Despite the chill descending on relations with Russia and a horror week for global tech companies - a tragic shooting at YouTube HQ, Facebook still reeling from the Cambridge Analytica scandal, Amazon losing $60 billion in market value and Tesla’s tone deaf April Fools bankruptcy announcement - it was a small piece of sandpaper that dominated the Australian news.
Yes, yes, it was what was done with the sandpaper that just wasn’t cricket. The nation’s media was swiftly howling for blood and oh, did they get it. Three international cricketers saw their careers spiral, sponsors abandoned ship, heartfelt and tear-laden apologies were given, the coach fell on his sword and an investigation into team culture began.
In communications terms, the advice is usually to go above and beyond what’s expected in dealing with a crisis. To act swiftly and decisively. And that’s exactly what happened - the band of three were slapped with heavy, possibly career-ending bans.

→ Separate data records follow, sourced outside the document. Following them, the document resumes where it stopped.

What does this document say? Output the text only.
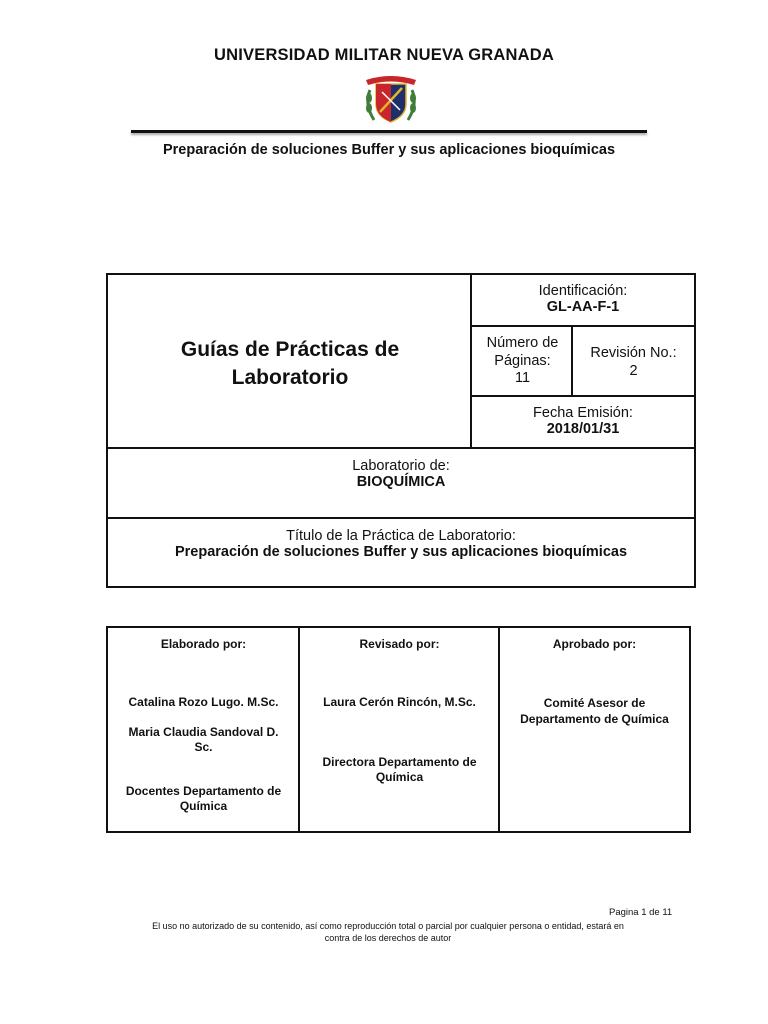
UNIVERSIDAD MILITAR NUEVA GRANADA
Preparación de soluciones Buffer y sus aplicaciones bioquímicas
Guías de Prácticas de
Laboratorio
Identificación:
GL-AA-F-1
Número de
Páginas:
11
Revisión No.:
2
Fecha Emisión:
2018/01/31
Laboratorio de:
BIOQUÍMICA
Título de la Práctica de Laboratorio:
Preparación de soluciones Buffer y sus aplicaciones bioquímicas
Elaborado por:
Catalina Rozo Lugo. M.Sc.
Maria Claudia Sandoval D.
Sc.
Docentes Departamento de
Química
Revisado por:
Laura Cerón Rincón, M.Sc.
Directora Departamento de
Química
Aprobado por:
Comité Asesor de
Departamento de Química
Pagina 1 de 11
El uso no autorizado de su contenido, así como reproducción total o parcial por cualquier persona o entidad, estará en
contra de los derechos de autor
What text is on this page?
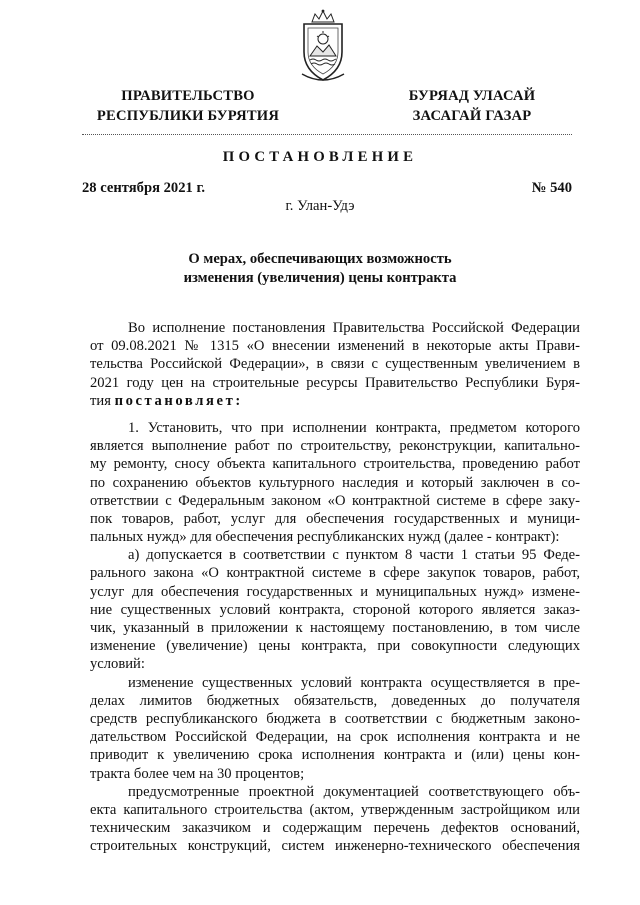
ПРАВИТЕЛЬСТВО
РЕСПУБЛИКИ БУРЯТИЯ
БУРЯАД УЛАСАЙ
ЗАСАГАЙ ГАЗАР
ПОСТАНОВЛЕНИЕ
28 сентября 2021 г.	№ 540
г. Улан-Удэ
О мерах, обеспечивающих возможность
изменения (увеличения) цены контракта
Во исполнение постановления Правительства Российской Федерации
от 09.08.2021 № 1315 «О внесении изменений в некоторые акты Прави-
тельства Российской Федерации», в связи с существенным увеличением в
2021 году цен на строительные ресурсы Правительство Республики Буря-
тия постановляет:
1. Установить, что при исполнении контракта, предметом которого
является выполнение работ по строительству, реконструкции, капитально-
му ремонту, сносу объекта капитального строительства, проведению работ
по сохранению объектов культурного наследия и который заключен в со-
ответствии с Федеральным законом «О контрактной системе в сфере заку-
пок товаров, работ, услуг для обеспечения государственных и муници-
пальных нужд» для обеспечения республиканских нужд (далее - контракт):
а) допускается в соответствии с пунктом 8 части 1 статьи 95 Феде-
рального закона «О контрактной системе в сфере закупок товаров, работ,
услуг для обеспечения государственных и муниципальных нужд» измене-
ние существенных условий контракта, стороной которого является заказ-
чик, указанный в приложении к настоящему постановлению, в том числе
изменение (увеличение) цены контракта, при совокупности следующих
условий:
изменение существенных условий контракта осуществляется в пре-
делах лимитов бюджетных обязательств, доведенных до получателя
средств республиканского бюджета в соответствии с бюджетным законо-
дательством Российской Федерации, на срок исполнения контракта и не
приводит к увеличению срока исполнения контракта и (или) цены кон-
тракта более чем на 30 процентов;
предусмотренные проектной документацией соответствующего объ-
екта капитального строительства (актом, утвержденным застройщиком или
техническим заказчиком и содержащим перечень дефектов оснований,
строительных конструкций, систем инженерно-технического обеспечения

But in the wake of former captain Steve Smith’s raw-but-responsible press conference, something interesting happened. The strength of the sanctions were questioned. Perspective was suddenly given as a wave of social posts compared previous slap-on-the-wrist penalties to year-long suspensions. Questions were asked - did Cricket Australia go too far? Did they move too quickly? The answers will undoubtedly unfold over coming months.
Steve Smith yesterday opted to cop it sweet and not challenge his unprecedented punishment. Some would argue that his actions show leadership under fire. While he has some serious soul searching, repair and recovery to do, if he should decide to return to the public eye, my bet is he’ll be met with a good deal of empathy.